Tuesday, March 19, 2013

A Twink Who's Outstanding in His Field



1. "I just pooped a turd THIS big."

2. Ang Lee shoots his first "Wheat Thins" commercial.

3. Irreparably Traumatized by what he saw in the Executive Washroom, a former State Department intern is confined to a sanatorium in Kansas, where he can only communicate in grunts and gestures.

4. "He's got the whole world... in his hands... he's got the whole wide world, in his hands.."

5. How to tell if the farmer next door is ghey; this is his scarecrow.



Best of Double the U
Corn hole? No let me explain grains to you.

Best of Dactyl
In a modern re-telling of the classic Edgar Rice Burroughs tale, Mayor and Mrs. John Clayton of Greystoke, Iowa perish while lost in a corn maze at the state fair, leaving behind their infant son, who is found and raised by gophers...

Best of prince of leaves
"'Triticum vulgare'? Sorry, I'm not into that kinky stuff, Sen. Reid."

Best of prince of leaves
Trevor minces through a grove of aspens in the SyFy Original P0rno Musical: "Attack of the 200-Foot Twink".

Best of Submariner
...and then Anderson Cooper woke up.

Best of Joshua
He's young, conservative, and from the Midwest. But, he's also open to new ideas and he's slightly gay. Please welcome our new guest blogger here at [conservative web site].

Best of Kaptain Krude
The hills are alive,
with the sound of twinkness...

21 comments:

Double the U said...

Corn hole? No let me explain grains to you.

Carpe Phlogiston said...

North Dakota Sex Ed 101
Crop circles come from children of the cornhole!

-OR-

ORA: MAMMY!

Carpe Phlogiston said...

After a sudden swarm of locusts picked the field and Elroy clean, the farmer decided to leave the bones as a sort of memorial.

chronos the wonder pig said...

his tramp stamp reads:
SLIDE UP
ASS
WITH CARE

Artfldgr said...

you got me
yes my name is Waldo

Artfldgr said...

For some reason, Bryans rendition of MAMMY in a wheat field didn't impress...

Artfldgr said...

"why does everyone keep calling me Twink?"

Joshua said...

In Ang Lee's "Field of Dreams" remake the line "If you build it, he will come" takes on a slightly different meaning.

Dactyl said...

In a modern re-telling of the classic Edgar Rice Burroughs tale, Mayor and Mrs.
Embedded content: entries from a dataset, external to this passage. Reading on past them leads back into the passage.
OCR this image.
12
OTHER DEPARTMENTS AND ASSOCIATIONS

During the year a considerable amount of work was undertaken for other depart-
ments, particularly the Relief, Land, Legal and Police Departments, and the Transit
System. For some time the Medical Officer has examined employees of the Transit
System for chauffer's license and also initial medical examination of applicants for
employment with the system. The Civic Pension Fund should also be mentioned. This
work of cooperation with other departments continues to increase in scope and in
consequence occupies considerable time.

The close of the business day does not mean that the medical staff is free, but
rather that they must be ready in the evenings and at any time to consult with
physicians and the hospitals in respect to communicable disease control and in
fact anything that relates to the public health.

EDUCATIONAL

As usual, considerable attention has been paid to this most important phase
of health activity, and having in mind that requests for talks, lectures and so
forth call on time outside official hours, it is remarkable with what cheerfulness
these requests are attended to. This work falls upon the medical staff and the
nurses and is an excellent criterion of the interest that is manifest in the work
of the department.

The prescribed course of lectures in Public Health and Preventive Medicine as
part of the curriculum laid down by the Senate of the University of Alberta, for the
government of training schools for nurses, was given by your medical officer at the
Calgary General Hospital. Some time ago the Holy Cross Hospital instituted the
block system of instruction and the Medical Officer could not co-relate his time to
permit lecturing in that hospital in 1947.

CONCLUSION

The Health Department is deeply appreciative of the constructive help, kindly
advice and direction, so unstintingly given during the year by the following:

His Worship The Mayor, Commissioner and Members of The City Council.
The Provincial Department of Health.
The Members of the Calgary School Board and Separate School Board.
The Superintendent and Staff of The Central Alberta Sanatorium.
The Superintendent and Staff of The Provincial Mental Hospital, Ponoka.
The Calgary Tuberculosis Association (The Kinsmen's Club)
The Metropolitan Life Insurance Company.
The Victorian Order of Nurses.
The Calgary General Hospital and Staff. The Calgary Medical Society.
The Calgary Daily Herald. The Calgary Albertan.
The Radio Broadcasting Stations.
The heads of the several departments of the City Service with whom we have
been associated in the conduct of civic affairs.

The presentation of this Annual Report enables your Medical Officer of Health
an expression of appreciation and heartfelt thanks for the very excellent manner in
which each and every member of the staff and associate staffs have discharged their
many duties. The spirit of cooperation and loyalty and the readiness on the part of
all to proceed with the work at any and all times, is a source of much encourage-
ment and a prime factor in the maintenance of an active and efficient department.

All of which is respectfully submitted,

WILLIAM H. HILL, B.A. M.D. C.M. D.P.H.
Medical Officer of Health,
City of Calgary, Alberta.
John Clayton of Greystoke, Iowa perish while lost in a corn maze at the state fair, leaving behind their infant son, who is found and raised by gophers...

prince of leaves said...

"Gladheatehim" received rave reviews and runaway pr0n box office success...until Ridley Scott sued for copyright infringement.

prince of leaves said...

"'Triticum vulgare'? Sorry, I'm not into that kinky stuff, Sen. Reid."

prince of leaves said...

Trevor minces through a grove of aspens in the SyFy Original P0rno Musical: "Attack of the 200-Foot Twink".

Submariner said...

yada, yada, Kobe, yada, open...

Submariner said...

Bet AoM just developed an interest in farming, or at least plowing furrows.

Submariner said...

This will all be yours someday son. That is;
unless al'Gore is right and global warming incinerates us all into cinders in 2015...

Submariner said...

...and then Anderson Cooper woke up.

Submariner said...

Ang Lee remaking "The Hobbit" already?

Joshua said...

He's young, conservative, and from the Midwest. But, he's also open to new ideas and he's slightly gay. Please welcome our new guest blogger here at [conservative web site].

Kaptain Krude said...

The hills are alive,
with the sound of twinkness...

Submariner said...

"And when the sequester causes the crops to fail, nothing but prairie dogs popping their little heads out of their holes! Hmmmmm...
That gives me an idea you might like, Senator Reid..."

jimmy said...

Dumb Twink! I told you I was feeling my OATS.